Wassertemperatur für Tee: Tabelle nach Klassen
Grüntee gießt man mit Wasser von 75–85 °C auf, Weißtee mit 85–90 °C, Gelbtee mit 80–85 °C, Oolongs mit 90–99 °C, roten Tee mit 90–95 °C, Sheng und Shu Pu-Erh sowie Heicha mit 95–100 °C. Je stärker das Blatt verarbeitet und oxidiert ist, desto heißer muss das Wasser sein.
Die Temperatur ist nach dem Verhältnis von Blatt und Wasser der zweitwichtigste Parameter der Zubereitung. Zu heißes Wasser zieht aus zartem Blatt Bitterkeit und einen „gekochten“ Geschmack, zu kaltes erschließt dichtes Blatt gar nicht und lässt den Aufguss leer.
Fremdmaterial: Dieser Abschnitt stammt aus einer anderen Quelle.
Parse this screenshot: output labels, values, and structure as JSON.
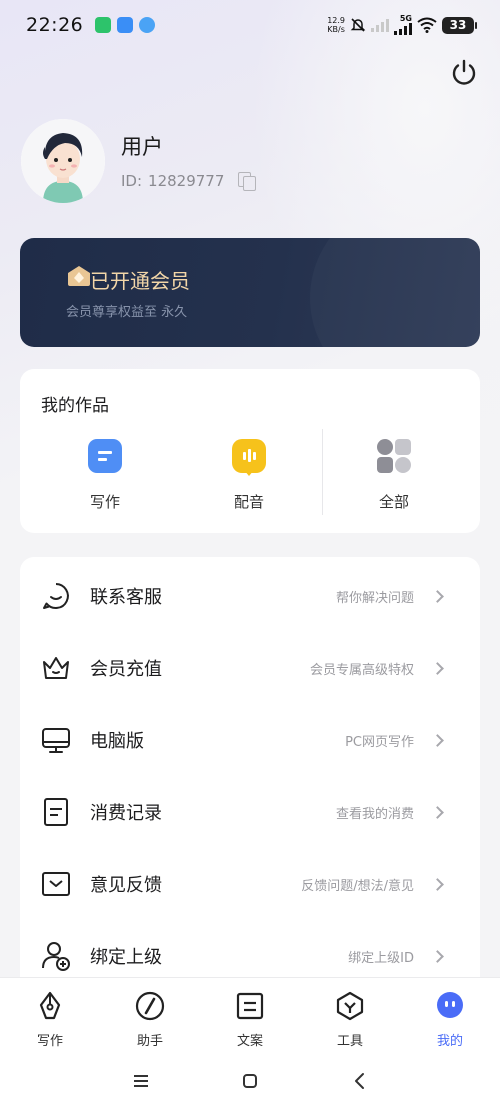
{
  "status_bar": {
    "time": "22:26",
    "net_speed_value": "12.9",
    "net_speed_unit": "KB/s",
    "network_type": "5G",
    "battery": "33"
  },
  "profile": {
    "username": "用户",
    "id_label": "ID:",
    "id_value": "12829777"
  },
  "member": {
    "title": "已开通会员",
    "subtitle": "会员尊享权益至 永久",
    "accent_color": "#f2d6a8"
  },
  "works": {
    "title": "我的作品",
    "items": [
      {
        "label": "写作",
        "icon": "document-icon",
        "color": "#4f8ef5"
      },
      {
        "label": "配音",
        "icon": "voice-icon",
        "color": "#f6c21b"
      },
      {
        "label": "全部",
        "icon": "grid-icon",
        "color": "#8f8f97"
      }
    ]
  },
  "menu": [
    {
      "label": "联系客服",
      "hint": "帮你解决问题",
      "icon": "chat-icon"
    },
    {
      "label": "会员充值",
      "hint": "会员专属高级特权",
      "icon": "crown-icon"
    },
    {
      "label": "电脑版",
      "hint": "PC网页写作",
      "icon": "monitor-icon"
    },
    {
      "label": "消费记录",
      "hint": "查看我的消费",
      "icon": "record-icon"
    },
    {
      "label": "意见反馈",
      "hint": "反馈问题/想法/意见",
      "icon": "feedback-icon"
    },
    {
      "label": "绑定上级",
      "hint": "绑定上级ID",
      "icon": "add-user-icon"
    }
  ],
  "tabs": [
    {
      "label": "写作",
      "icon": "pen-icon"
    },
    {
      "label": "助手",
      "icon": "compass-icon"
    },
    {
      "label": "文案",
      "icon": "doc-icon"
    },
    {
      "label": "工具",
      "icon": "tool-icon"
    },
    {
      "label": "我的",
      "icon": "me-icon",
      "active": true
    }
  ],
  "active_color": "#4a6cf7"
}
Grüner und gelber Tee: 75–85 °C
Die zarten Knospen und jungen Blätter von Longjing, Biluochun oder dem gelben Junshan Yinzhen verbrüht kochendes Wasser buchstäblich: Der Aufguss wird bitter, die feine Süße verschwindet. Das Optimum für grüne Tees liegt bei 75–85 °C, für gelbe bei 80–85 °C. Ohne Thermometer lassen Sie das kochende Wasser 3–5 Minuten im offenen Kessel stehen — es kühlt auf etwa 80–85 °C ab.
Weißer Tee: 85–90 °C
Weiße Tees sind trügerisch zart. Der Knospentee Baihao Yinzhen mag 85 °C und sanftes Aufgießen, doch Bai Mu Dan und gereifter Lao Shou Mei vertragen problemlos 90 °C und sogar das Kochen: Das Blatt hat eine dichte Struktur, mit kühlem Wasser ist es nicht zu öffnen. Faustregel: Je mehr reifes Blatt im Weißtee, desto heißer das Wasser.
Oolongs: 90–99 °C
Oolongs brauchen fast kochendes Wasser. Ein heller Tieguanyin und ein Hochland-Alishan entfalten sich bei 90–95 °C, dunkle Felsentees wie Da Hong Pao und Rou Gui bei 95–99 °C. Zu Kugeln gerolltes Blatt öffnet sich nur in sehr heißem Wasser; lauwarmes ergibt einen grasigen, halbleeren Aufguss.
Roter Tee: 90–95 °C
Vollständig oxidierte rote Tees — Dian Hong, Qimen, Jin Jun Mei — gießt man bei 90–95 °C auf. Sprudelnd kochendes Wasser ist zulässig, betont aber die Herbheit; bei 90–92 °C klingen rote Knospentees deutlich süßer und honigartiger. Diese Klasse verzeiht Temperaturfehler am ehesten.
Pu-Erh und Heicha: 95–100 °C
Sheng und Shu Pu-Erh, Liu Bao und andere Heicha brauchen vollwertiges kochendes Wasser. Gepresstes, gereiftes Blatt öffnet sich nur bei 95–100 °C, und gereiften Shu kann man sogar kochen. Die Ausnahme ist junger Sheng Pu-Erh: Bei 90–95 °C ist er weniger bitter und zeigt seine fruchtige Säure heller.
Die Temperatur ohne Thermometer treffen
Am einfachsten ist ein Wasserkocher mit Temperaturregelung. Ohne ihn helfen zwei Tricks: kochendes Wasser im offenen Gefäß abkühlen lassen (etwa 5 °C pro Minute im Kessel, schneller beim Umgießen) oder das Wasser über ein Zwischengefäß umschütten — jedes Umgießen nimmt 5–7 °C. Eine Genauigkeit von ±5 °C reicht für Tee völlig aus.
Tipps
- Bringen Sie das Wasser immer zum Kochen und lassen Sie es dann auf die gewünschte Temperatur abkühlen: So entweicht ein Teil des gelösten Chlors, und das Wasser wird weicher.
- Gießen Sie nicht mit abgekühltem Wasser nach: Ab dem zweiten, dritten Aufguss darf die Temperatur sogar leicht steigen — das Blatt ist bereits geöffnet und gibt langsamer ab.
- Im Zweifel beginnen Sie am unteren Rand des Bereichs: Zu schwach gezogenen Tee kann man länger ziehen lassen, überzogenen rettet nichts mehr.